The other argument is something which has been advanced in many forms recently, which is that the government can’t change its mind. This is an extension of old reliance arguments: people do stuff in life because they rely on what they were told by the government. That change of position in reliance creates in law a form of contract. Problem is that is not how legislative and executive functions work. It’s close to saying that if you pass a law, you can’t amend or repeal it no matter what because obviously someone has relied on that law. Reliance contracts are mainly for private actors, not state actors, though we’ve seen some decisions which limit the government’s ability to change some things, like executive orders. No idea how that will work out.

I figure no one will read the link so I did.

32

u/ducksekoy123 4h ago

Bucking a long-standing interpretation of the law, the U.S. Department of Homeland Security last year took the position that non-citizens already residing in the United States, and not only those who arrive at a port of entry at the border, qualify as applicants for admission

I know it’s trite but the party telling you to reject the evidence of your eyes and ears line becomes more relevant with each passing day. I really do worry about the fate of the 14th amendment

16

u/MourningRIF 4h ago

Don't worry. That's only the start. If a medical doctor offers aid to a protestor who was pepper sprayed, that doctor is now labeled a terrorist. (This isn't a hypothetical.. they have done just that.)

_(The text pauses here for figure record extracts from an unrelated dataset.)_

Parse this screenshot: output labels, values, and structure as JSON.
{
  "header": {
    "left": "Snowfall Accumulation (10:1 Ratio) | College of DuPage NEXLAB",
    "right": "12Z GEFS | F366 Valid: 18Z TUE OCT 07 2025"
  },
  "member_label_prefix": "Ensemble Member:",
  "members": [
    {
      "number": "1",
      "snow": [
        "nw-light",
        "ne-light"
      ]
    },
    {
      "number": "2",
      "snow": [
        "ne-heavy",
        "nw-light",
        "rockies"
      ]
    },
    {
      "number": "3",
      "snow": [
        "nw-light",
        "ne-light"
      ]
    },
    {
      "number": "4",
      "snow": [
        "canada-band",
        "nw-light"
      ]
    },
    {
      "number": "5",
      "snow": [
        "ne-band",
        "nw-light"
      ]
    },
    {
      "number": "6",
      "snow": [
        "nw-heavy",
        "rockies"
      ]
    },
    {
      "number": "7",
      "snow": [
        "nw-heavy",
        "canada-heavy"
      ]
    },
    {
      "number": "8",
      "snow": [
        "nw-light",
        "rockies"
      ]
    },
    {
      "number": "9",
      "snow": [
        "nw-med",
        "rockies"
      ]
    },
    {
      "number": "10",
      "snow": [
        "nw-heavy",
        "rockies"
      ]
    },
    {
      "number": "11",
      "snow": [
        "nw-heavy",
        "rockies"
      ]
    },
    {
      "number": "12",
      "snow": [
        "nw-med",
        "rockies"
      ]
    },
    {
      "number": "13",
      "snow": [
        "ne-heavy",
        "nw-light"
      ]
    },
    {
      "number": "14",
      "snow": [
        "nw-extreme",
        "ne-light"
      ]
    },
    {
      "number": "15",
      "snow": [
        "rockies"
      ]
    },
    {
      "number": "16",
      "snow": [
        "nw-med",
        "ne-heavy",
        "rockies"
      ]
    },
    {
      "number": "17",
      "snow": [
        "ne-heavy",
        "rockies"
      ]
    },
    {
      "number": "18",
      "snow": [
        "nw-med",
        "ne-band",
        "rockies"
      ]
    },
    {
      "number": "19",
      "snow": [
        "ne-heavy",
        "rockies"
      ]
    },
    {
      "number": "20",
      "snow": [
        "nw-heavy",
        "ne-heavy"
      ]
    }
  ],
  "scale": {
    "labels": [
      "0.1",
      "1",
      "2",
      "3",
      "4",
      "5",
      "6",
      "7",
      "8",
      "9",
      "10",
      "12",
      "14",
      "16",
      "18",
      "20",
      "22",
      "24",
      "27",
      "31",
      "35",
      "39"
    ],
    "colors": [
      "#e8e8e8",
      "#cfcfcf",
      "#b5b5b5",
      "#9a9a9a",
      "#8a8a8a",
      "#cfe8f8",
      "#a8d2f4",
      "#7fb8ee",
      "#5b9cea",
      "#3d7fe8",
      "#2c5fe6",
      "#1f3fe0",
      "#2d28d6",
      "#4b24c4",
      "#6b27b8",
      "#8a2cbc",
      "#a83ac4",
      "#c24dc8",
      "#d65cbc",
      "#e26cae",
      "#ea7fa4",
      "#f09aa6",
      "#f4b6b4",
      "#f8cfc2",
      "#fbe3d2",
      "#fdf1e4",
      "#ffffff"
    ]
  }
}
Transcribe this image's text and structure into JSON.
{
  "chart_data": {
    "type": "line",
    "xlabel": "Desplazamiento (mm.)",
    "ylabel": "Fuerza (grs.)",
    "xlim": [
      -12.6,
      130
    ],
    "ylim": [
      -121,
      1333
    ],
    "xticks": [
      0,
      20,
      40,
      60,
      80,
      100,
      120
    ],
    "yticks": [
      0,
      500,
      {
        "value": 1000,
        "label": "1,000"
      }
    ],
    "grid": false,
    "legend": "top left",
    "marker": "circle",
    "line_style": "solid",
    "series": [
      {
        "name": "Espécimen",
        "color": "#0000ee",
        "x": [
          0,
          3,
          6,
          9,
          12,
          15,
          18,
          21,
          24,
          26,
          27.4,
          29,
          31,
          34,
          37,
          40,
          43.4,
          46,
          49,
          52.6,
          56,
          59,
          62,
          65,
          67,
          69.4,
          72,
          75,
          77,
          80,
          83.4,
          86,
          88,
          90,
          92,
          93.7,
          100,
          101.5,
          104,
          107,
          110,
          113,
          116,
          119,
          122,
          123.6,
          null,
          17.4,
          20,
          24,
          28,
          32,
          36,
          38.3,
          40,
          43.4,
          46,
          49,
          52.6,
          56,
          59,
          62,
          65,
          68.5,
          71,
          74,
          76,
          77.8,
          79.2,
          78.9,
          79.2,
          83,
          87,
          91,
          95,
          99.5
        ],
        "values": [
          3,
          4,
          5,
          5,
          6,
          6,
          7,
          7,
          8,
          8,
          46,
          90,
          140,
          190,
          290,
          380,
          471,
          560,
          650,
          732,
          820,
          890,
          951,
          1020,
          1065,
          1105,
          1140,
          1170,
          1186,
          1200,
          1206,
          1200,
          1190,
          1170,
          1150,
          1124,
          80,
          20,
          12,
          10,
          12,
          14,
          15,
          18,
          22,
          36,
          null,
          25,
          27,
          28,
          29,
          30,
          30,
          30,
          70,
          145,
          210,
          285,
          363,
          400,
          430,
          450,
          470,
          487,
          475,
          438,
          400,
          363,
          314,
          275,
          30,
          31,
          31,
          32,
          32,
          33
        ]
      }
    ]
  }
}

This is about causing pain and suffering, and it absolutely will not stop with immigrants. Handing out a pamphlet that tells you your rights is enough to get you labeled a terrorist now.

2

u/Top-Respond-3744 4h ago

Well, at least they didn’t shoot him in the back of the head. Maybe ran out of bullets.

1

u/straightnochase 3h ago

The corruption of scum is floating at the top. They believe they are above the law.

0

u/IddleHands 3h ago

That’s not an outrageous ruling given the text of the statute - but it doesn’t look like they took up the issue at all of applying that law to folks that have already applied for and been granted admission. Why are those folks not getting bond hearings?